Senate Bill 329, by Sen. Ryan Zinke, R-Whitefish, had originally sought to allow school districts to form co-operatives to share the costs of services like transportation. But Zinke said Monday he is open to having the bill amended to carry a last-ditch funding plan.
The bill has already passed through the Senate and been heard by a House panel.
Details were sketchy, but Zinke said Monday that, after amendments, SB 329 would probably resemble Jones’ bill. But above all, he added, it would need bipartisan effort, an allusion to the fact that Jones’ bill could have passed the Senate if only a few Democrats had voted for it.
In the House, Rep. Scott Reichner, R-Bigfork, said he was disappointed to hear that SB 403 won’t be coming over. He also said there is talk of working with House Democrats to forge a compromise.
“House leadership is discussing options,” Reichner said. “We’ve reached out to the Democratic leadership, and right now we’re formulating what our game plan is.”
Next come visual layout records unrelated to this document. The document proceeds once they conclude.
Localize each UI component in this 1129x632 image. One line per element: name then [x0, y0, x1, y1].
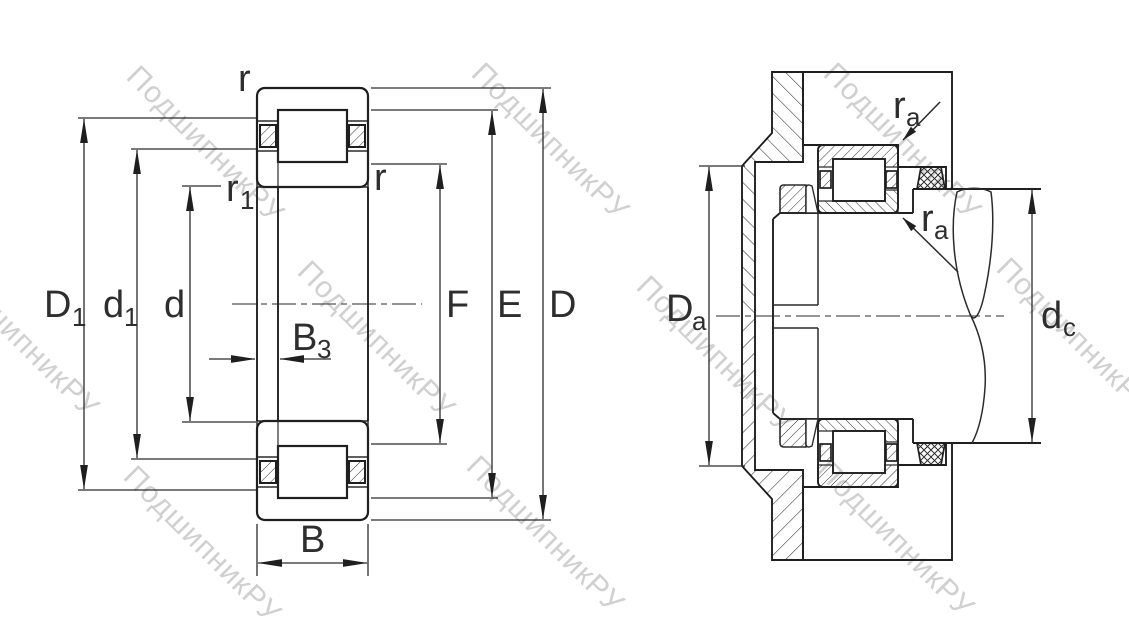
watermark-text: ПодшипникРУ: [117, 460, 287, 630]
left-diagram: D 1 d 1 d F E: [44, 58, 576, 576]
abutment-spacer: [780, 419, 806, 447]
label-B: B: [300, 519, 325, 561]
cage-right: [886, 444, 897, 461]
cage-left: [820, 171, 831, 188]
cage-lower-left: [260, 461, 276, 483]
watermark-layer: ПодшипникРУ ПодшипникРУ ПодшипникРУ Подш…: [0, 57, 1129, 630]
label-ra-lower-sub: a: [934, 215, 949, 245]
label-ra-upper: r: [893, 85, 906, 127]
shaft-break-line: [970, 314, 985, 443]
roller-lower: [278, 446, 347, 498]
label-r-outer: r: [238, 58, 251, 100]
watermark-text: ПодшипникРУ: [465, 57, 635, 227]
outer-ring: [818, 145, 898, 167]
label-E: E: [497, 284, 522, 326]
roller-upper: [278, 110, 347, 162]
label-Da-sub: a: [692, 306, 707, 336]
cage-lower-right: [349, 461, 365, 483]
label-Da: D: [666, 288, 693, 330]
label-r1-sub: 1: [240, 185, 254, 215]
bearing-upper-section: [257, 88, 368, 187]
shaft-chamfer-upper: [773, 213, 780, 219]
bearing-lower-section: [257, 421, 368, 520]
label-B3-sub: 3: [317, 334, 331, 364]
drawing-canvas: ПодшипникРУ ПодшипникРУ ПодшипникРУ Подш…: [0, 0, 1129, 632]
label-d1: d: [103, 284, 124, 326]
cage-left: [820, 444, 831, 461]
cage-upper-right: [349, 125, 365, 147]
inner-ring-lower: [257, 421, 368, 457]
label-d1-sub: 1: [124, 302, 138, 332]
label-D: D: [549, 284, 576, 326]
label-D1-sub: 1: [72, 302, 86, 332]
label-F: F: [446, 284, 469, 326]
dim-B3: B 3: [209, 317, 331, 364]
loose-rib-wedge: [806, 419, 818, 447]
label-ra-upper-sub: a: [906, 102, 921, 132]
outer-ring-upper: [257, 88, 368, 121]
dim-B: B: [257, 519, 368, 576]
loose-rib-wedge: [806, 185, 818, 213]
label-ra-lower: r: [921, 198, 934, 240]
roller: [833, 159, 885, 201]
cage-upper-left: [260, 125, 276, 147]
locating-snap-ring: [917, 167, 945, 189]
abutment-spacer: [780, 185, 806, 213]
cage-right: [886, 171, 897, 188]
watermark-text: ПодшипникРУ: [460, 450, 630, 620]
label-r-inner: r: [374, 157, 387, 199]
label-dc: d: [1041, 295, 1062, 337]
label-D1: D: [44, 284, 71, 326]
label-B3: B: [292, 317, 317, 359]
label-r1: r: [226, 168, 239, 210]
label-d: d: [164, 284, 185, 326]
outer-ring: [818, 465, 898, 487]
technical-drawing-page: ПодшипникРУ ПодшипникРУ ПодшипникРУ Подш…: [0, 0, 1129, 632]
inner-ring-upper: [257, 151, 368, 187]
label-dc-sub: c: [1063, 312, 1076, 342]
watermark-text: ПодшипникРУ: [0, 254, 105, 424]
outer-ring-lower: [257, 487, 368, 520]
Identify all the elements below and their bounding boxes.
Democrats criticized Jones' bill as being too complex and questioned why Republicans didn't go along with Gov. Brian Schweitzer's initial proposal to take $76 million in oil money to stem rising costs. But Republicans saw that as unfair to a majority of oil-bearing districts that don’t have large surpluses.
“Had it been easy to do it simple and not really hit someone over the head, it would have been done simple to begin with,” Jones said.
Jones' bill would redistribute about $33 million in oil and gas revenue, taking 10 percent of the funding from every school district that receives it.
It would take additional money from eight districts that get money beyond a set cap. The bill also included a number of one-time revenue transfers to raise total state funding for K-12 schools to at least the levels in Schweitzer's proposal.
The eight eastern Montana districts affected, and the amounts they would lose under SB 403 during the next two years, are Brorson Elementary, $380,959; Lambert Elementary, $2.7 million; Lambert High School, $2.7 million; Baker K-12 schools, $4.4 million; Savage High School, $475,766; Sidney High School, $2.8 million; Rau Elementary, $83,507; and Bainville K-12, $20,922.
Besides complaining about SB 403’s complexity, Democrats also condemned its new “pathways to excellence” incentive program, which would grant $11 million to school districts who meet certain performance benchmarks.
Outside the Capitol, educators are still wondering how it's all going to shake out. “It's a pretty convoluted deal right now,” said Lance Melton, director of the Montana School Boards Association.
Another bill still in the mix is House Bill 630, which would also take money from oil-rich districts. But it would only shift about $1.2 million in all, or $1 for every $5 that a school district receives in oil money over a set cap. Under that bill, once a school collects 100 percent of its budget in excess of needed funding, the state would start taking the surplus.
With Montana school districts working hard to build their budgets and craft special levies, Zinke said his focus is finding a way to make SB 329 the solution to a session-long problem.
“My attention is now on education it was workers' comp,” Zinke said. “Now it's a mission … and it's a cannot-fail mission.”